Desta vez não havia escolha nem escolhido, apenas ficavam a assistir ao espectáculo e a todo aquele movimento que lhes brilhava nos olhos. Apenas ficava a olhar para alguém que sabia ir amar para o resto da sua vida, a sua princesa prometida, que o ia acompanhar para sempre naquele e no mundo real. O espectáculo terminava com o aplauso entusiasmado de todo o grupo. Olhava para Vasco e sorria por o ver tão bem disposto, um Vasco diferente do outro que entendera o significado de escolher, que percebera como a vida pode ser diferente.

No fim todos se juntaram e ele e os seus amigos cumprimentaram as irmãs pela sua actuação. Procurava por ela sem saber bem o que lhe dizer, sem saber como se apresentar. Tinha quase a certeza que desta vez ela voltara olhar para ele, mas sentia-se nervoso com tudo aquilo, até que sentiu o toque de uma mão na sua.
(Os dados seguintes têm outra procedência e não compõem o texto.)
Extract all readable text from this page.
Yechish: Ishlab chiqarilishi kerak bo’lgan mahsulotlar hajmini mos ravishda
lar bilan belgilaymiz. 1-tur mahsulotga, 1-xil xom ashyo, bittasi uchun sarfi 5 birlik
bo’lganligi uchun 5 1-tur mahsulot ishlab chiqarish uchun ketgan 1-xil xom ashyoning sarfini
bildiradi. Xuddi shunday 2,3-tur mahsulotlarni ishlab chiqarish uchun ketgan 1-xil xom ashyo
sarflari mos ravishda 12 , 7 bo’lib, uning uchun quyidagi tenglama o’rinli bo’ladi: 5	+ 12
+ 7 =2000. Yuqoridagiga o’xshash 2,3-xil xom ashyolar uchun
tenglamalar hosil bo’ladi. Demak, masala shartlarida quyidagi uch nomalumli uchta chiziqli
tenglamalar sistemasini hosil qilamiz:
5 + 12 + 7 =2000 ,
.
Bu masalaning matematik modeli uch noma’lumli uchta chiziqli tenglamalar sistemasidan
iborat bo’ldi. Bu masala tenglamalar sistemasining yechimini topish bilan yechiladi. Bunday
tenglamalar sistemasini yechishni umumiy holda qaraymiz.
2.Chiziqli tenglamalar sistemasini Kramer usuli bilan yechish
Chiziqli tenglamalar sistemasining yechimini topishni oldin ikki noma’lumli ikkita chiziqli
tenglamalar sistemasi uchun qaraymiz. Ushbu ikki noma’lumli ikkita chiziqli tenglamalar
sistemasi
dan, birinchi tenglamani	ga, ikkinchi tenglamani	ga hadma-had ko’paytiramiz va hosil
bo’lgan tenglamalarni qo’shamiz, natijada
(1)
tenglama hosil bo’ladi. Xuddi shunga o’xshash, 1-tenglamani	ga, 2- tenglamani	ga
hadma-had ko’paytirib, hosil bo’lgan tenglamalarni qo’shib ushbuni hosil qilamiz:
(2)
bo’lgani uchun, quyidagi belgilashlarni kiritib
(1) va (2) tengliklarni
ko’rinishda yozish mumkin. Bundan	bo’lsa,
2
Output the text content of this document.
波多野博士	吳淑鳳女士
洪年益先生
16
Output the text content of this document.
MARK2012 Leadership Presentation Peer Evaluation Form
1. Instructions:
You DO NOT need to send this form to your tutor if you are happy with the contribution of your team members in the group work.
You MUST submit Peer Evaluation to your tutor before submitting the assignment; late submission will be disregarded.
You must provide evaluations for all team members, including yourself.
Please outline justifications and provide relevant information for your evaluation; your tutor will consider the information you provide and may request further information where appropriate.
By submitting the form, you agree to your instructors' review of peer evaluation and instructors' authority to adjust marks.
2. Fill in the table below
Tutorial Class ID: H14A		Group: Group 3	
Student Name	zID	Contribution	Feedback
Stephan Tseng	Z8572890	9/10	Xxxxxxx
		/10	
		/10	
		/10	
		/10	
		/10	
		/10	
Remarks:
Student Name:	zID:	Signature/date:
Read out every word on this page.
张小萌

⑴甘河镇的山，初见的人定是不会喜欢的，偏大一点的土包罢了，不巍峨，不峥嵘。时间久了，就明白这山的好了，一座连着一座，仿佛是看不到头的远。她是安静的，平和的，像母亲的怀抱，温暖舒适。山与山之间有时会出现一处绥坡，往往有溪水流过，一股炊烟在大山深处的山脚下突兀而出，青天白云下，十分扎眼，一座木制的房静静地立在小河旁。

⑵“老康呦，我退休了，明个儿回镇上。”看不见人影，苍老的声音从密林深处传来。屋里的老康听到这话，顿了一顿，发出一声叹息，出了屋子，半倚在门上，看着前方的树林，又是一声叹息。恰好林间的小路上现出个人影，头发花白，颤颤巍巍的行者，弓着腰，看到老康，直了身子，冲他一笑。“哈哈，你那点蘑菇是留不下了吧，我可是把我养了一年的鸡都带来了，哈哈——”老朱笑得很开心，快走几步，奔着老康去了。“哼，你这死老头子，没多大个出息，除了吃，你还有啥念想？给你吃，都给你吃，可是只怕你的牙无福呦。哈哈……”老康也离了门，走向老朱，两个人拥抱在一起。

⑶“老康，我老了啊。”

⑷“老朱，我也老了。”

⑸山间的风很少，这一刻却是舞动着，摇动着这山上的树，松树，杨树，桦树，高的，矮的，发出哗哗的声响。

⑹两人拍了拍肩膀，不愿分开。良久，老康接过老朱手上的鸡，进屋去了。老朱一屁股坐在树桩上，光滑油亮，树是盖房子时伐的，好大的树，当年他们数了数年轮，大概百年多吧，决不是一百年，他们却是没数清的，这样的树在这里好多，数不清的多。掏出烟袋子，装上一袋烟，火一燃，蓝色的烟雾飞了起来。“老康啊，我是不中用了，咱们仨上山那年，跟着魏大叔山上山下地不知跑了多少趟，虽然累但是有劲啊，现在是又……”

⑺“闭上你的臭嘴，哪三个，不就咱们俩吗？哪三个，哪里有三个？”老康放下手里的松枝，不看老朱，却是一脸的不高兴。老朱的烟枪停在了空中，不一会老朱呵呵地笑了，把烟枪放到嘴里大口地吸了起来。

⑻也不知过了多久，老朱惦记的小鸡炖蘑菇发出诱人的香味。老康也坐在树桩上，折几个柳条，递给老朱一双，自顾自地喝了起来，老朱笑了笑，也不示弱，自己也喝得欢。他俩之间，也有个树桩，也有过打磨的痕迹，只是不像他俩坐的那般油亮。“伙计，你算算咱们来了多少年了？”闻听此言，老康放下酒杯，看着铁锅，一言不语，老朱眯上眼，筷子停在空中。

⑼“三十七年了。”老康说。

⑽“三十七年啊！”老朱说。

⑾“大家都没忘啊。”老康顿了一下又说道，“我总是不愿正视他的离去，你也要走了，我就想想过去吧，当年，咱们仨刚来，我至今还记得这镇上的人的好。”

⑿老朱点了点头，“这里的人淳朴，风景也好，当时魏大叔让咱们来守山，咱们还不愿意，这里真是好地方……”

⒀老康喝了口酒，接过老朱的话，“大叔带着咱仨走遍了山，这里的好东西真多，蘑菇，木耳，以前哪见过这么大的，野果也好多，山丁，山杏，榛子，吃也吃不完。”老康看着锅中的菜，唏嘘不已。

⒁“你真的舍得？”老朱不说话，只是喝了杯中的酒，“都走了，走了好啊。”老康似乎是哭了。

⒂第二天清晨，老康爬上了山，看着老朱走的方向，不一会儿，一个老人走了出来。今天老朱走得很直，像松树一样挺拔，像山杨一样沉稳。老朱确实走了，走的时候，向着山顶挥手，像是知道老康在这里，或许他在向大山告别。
Olhou para o lado e encontrou o sorriso que procurava. Falou.

- Tu és a Marta, não és?

2 comentários:

xein disse...

Caramba, essa inspiração não tem fim!

Tem-se leitura para o fds quase :)

Sente-te e obrigada pela PUB ali ao lado!!! :)

M de M disse...

Há muitos, muitos anos, tive uma experiência "traumatizante" num circo daqueles pequenos que percorriam o país de lés-a-lés.
E tudo motivado por um ventríloco decadente, um foco potente apontado à minha cara, e as minhas irmãs mais novas aborrecidas por estarem a ser gozados pelo manuseador do dito boneco...
Nunca me irei esquecer! Agora que consigo achar piada à aventura, vou se ver se escrevo uma história.